用Bi-GRU语义解析,实现中文人物关系分析
语义解析作为自然语言处理的重要方面,其主要作用如下:在词的层次上,语义分析的基本任务是进行词义消歧;在句子层面上,语义角色标注是所关心的问题;在文章层次上,指代消解、篇章语义分析是重点。
而实体识别和关系抽取是构建知识图谱等上层自然语言处理应用的基础。关系抽取可以简单理解为一个分类问题:给定两个实体和两个实体共同出现的句子文本,判别两个实体之间的关系。
使用CNN或者双向RNN加Attention的深度学习方法被认为是现在关系抽取state of art的解决方案。已有的文献和代码,大都是针对英文语料,使用词向量作为输入进行训练。这里以实践为目的,介绍一个用双向GRU、字与句子的双重Attention模型,以天然适配中文特性的字向量(characterembedding)作为输入,网络爬取数据作为训练语料构建的中文关系抽取模型。代码主要是基于清华的开源项目thunlp/TensorFlow-NRE开发,其中效果如下:
实验前的准备
首先,我们使用的python版本是3.6.5所用到的模块如下:
tensorflow模块:用来创建整个模型训练和保存调用以及网络的搭建框架等等。
numpy模块:用来处理数据矩阵运算。
Sklearn模块:是一些机器学习算法的集成模块。
模型的网络搭建
其中模型的网络图如下:
双向GRU加字级别attention的模型想法来自文章 “Attention-Based Bidirectional Long Short-Term Memory Networks for Relation Classification” [Zhou et al.,2016]。这里将原文的模型结构中的LSTM改为GRU,且对句子中的每一个中文字符输入为character embedding。这样的模型对每一个句子输入做训练,加入字级别的attention。
句子级别attention的想法来自文章 “Neural Relation Extraction with Selective Attention over Instances” [Lin et al.,2016]。原文模型结构图如下,这里将其中对每个句子进行encoding的CNN模块换成上面的双向GRU模型。这样的模型对每一种类别的句子输入做共同训练,加入句子级别的attention。

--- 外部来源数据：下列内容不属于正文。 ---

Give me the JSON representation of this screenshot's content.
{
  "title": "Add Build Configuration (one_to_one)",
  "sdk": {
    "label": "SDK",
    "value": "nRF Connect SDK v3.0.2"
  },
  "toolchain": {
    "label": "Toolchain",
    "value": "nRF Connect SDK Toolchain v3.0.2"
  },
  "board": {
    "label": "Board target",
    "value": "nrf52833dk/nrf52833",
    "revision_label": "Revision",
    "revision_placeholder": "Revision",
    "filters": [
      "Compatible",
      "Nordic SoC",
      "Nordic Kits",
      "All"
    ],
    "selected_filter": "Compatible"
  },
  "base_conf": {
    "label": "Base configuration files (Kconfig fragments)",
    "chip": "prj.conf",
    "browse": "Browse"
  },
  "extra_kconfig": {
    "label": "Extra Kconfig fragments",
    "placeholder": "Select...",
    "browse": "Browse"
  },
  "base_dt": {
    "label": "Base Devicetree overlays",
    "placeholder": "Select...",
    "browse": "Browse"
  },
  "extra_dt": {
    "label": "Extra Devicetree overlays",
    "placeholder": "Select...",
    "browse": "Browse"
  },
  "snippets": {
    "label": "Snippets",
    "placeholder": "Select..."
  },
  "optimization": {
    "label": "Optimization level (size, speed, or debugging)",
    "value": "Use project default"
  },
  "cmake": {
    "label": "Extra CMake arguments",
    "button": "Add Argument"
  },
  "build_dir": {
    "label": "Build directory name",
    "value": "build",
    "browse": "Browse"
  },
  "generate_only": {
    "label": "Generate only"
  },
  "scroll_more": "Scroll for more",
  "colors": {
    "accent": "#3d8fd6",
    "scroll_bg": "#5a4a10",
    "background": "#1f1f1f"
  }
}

建立network.py文件,定义词向量大小、步数、类别数等等:
def __init__(self):
self.vocab_size = 16691
self.num_steps = 70
self.num_epochs = 10
self.num_classes = 12
self.gru_size = 230
self.keep_prob = 0.5
self.num_layers = 1
self.pos_size = 5
self.pos_num = 123
# the number of entity pairs of each batch during training or testing
self.big_num = 50
然后建立GRU网络。按照所给出的网络模型图,定义出网络基本框架作为具体参数的调用:
def __init__(self, is_training, word_embeddings, settings):
self.num_steps = num_steps = settings.num_steps
self.vocab_size = vocab_size = settings.vocab_size
self.num_classes = num_classes = settings.num_classes
self.gru_size = gru_size = settings.gru_size
self.big_num = big_num = settings.big_num
self.input_word = tf.placeholder(dtype=tf.int32, shape=[None, num_steps], name='input_word')
self.input_pos1 = tf.placeholder(dtype=tf.int32, shape=[None, num_steps], name='input_pos1')

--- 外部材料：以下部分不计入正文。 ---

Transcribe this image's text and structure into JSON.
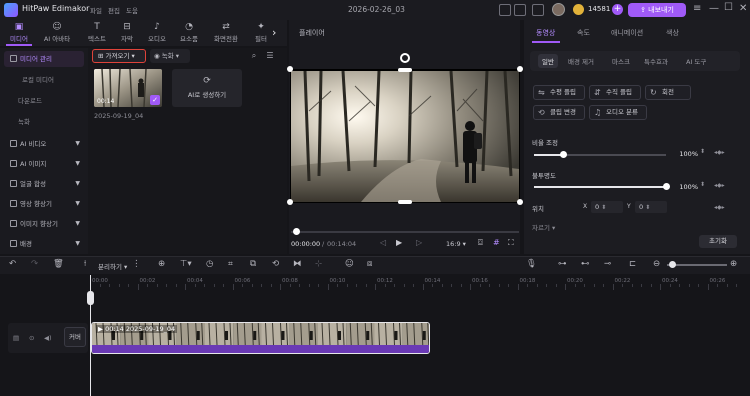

self.input_pos2 = tf.placeholder(dtype=tf.int32, shape=[None, num_steps], name='input_pos2')
self.input_y = tf.placeholder(dtype=tf.float32, shape=[None, num_classes], name='input_y')
self.total_shape = tf.placeholder(dtype=tf.int32, shape=[big_num + 1], name='total_shape')

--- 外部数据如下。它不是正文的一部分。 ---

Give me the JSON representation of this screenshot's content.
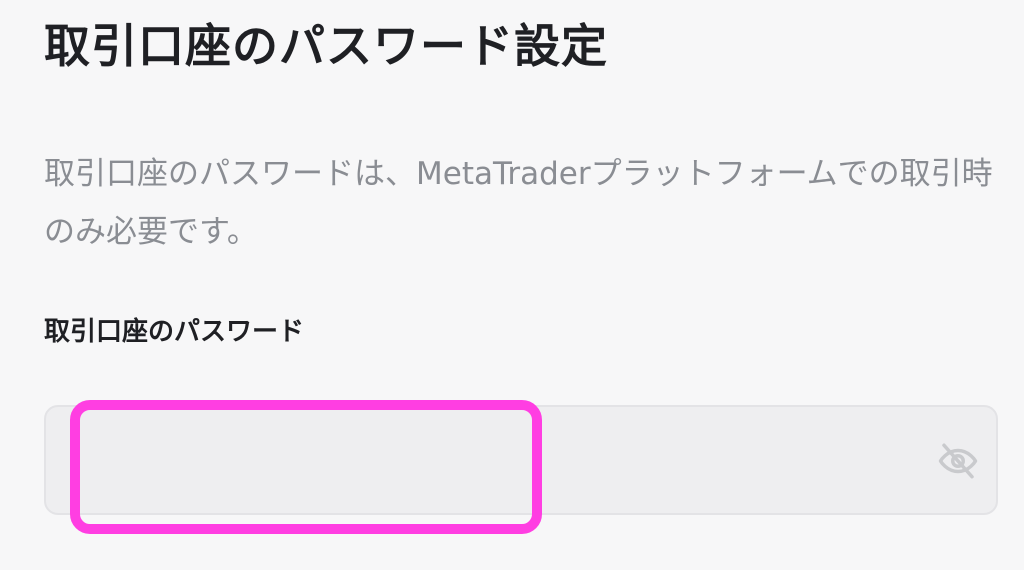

total_num = self.total_shape[-1]
word_embedding = tf.get_variable(initializer=word_embeddings, name='word_embedding')
pos1_embedding = tf.get_variable('pos1_embedding', [settings.pos_num, settings.pos_size])
pos2_embedding = tf.get_variable('pos2_embedding', [settings.pos_num, settings.pos_size])
attention_w = tf.get_variable('attention_omega', [gru_size, 1])
sen_a = tf.get_variable('attention_A', [gru_size])
sen_r = tf.get_variable('query_r', [gru_size, 1])
relation_embedding = tf.get_variable('relation_embedding', [self.num_classes, gru_size])
sen_d = tf.get_variable('bias_d', [self.num_classes])
gru_cell_forward = tf.contrib.rnn.GRUCell(gru_size)
gru_cell_backward = tf.contrib.rnn.GRUCell(gru_size)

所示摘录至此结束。